On Thu, Sep 3, 2015 at 9:29 PM, Timothy Y. Chow <tchow at alum.mit.edu> wrote:
>> From: Harvey Friedman <hmflogic at gmail.com>
>
> Harvey Friedman wrote:
>
>> The only proof you have offered of this "empty set contained in A" in
>> ordinary mathematical language read virtually identically to the usual proof
>> with explosion (EFQ), and so I still haven't seen any proof of "empty set
>> contained in A" that isn't obviously based on the idea that a contradiction
>> yields everything. I said that if I see such a thing, I will revisit this
>> whole matter.
>
>
> I haven't followed all the ins and outs of this particular discussion, but
> the debate seems to be turning on whether the following argument---
>
> Let b be arbitrary. Suppose b in {x|~x=x}. Then ~b=b. But b=b.

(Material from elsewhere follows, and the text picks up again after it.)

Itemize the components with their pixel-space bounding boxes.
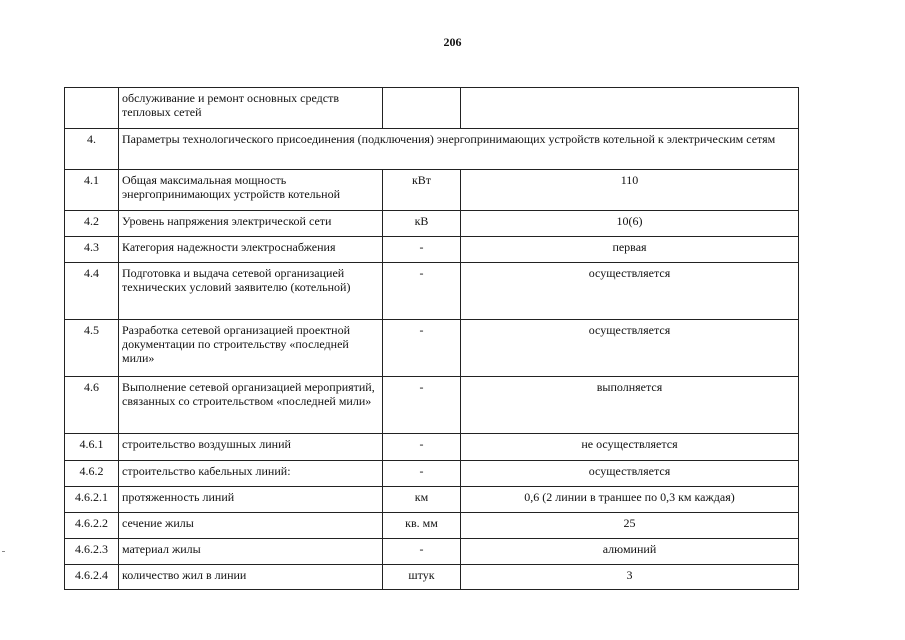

>     Contradiction. So, if b in {x|~x=x}, then b in A. QED
>
> ---employs the idea that "a contradiction yields everything."  I don't
> understand what Core Logic is, and I'm not sure I even understand what "a
> contradiction yields everything" means.  But I can give a data point as a
> mathematician introspecting on what he thinks he is doing when reasoning as
> above.  I think I am making an assumption, arriving at a contradiction, and
> then concluding that my assumption must be mistaken.  I am not, or at least
> am not consciously, thinking about "a contradiction yields everything."
> Where is that step supposedly coming in?  I guess this is a question for
> Harvey.  Am I supposedly arriving at the contradiction, then making a
> further step that the contradiction yields everything, and then balking at
> accepting everything, and only then backtracking to my assumption to reject
> it?  It's not possible to balk at the contradiction itself and backtrack
> immediately?  We have to justify balking at the contradiction by appealing
> to its undesirable consequences, or something?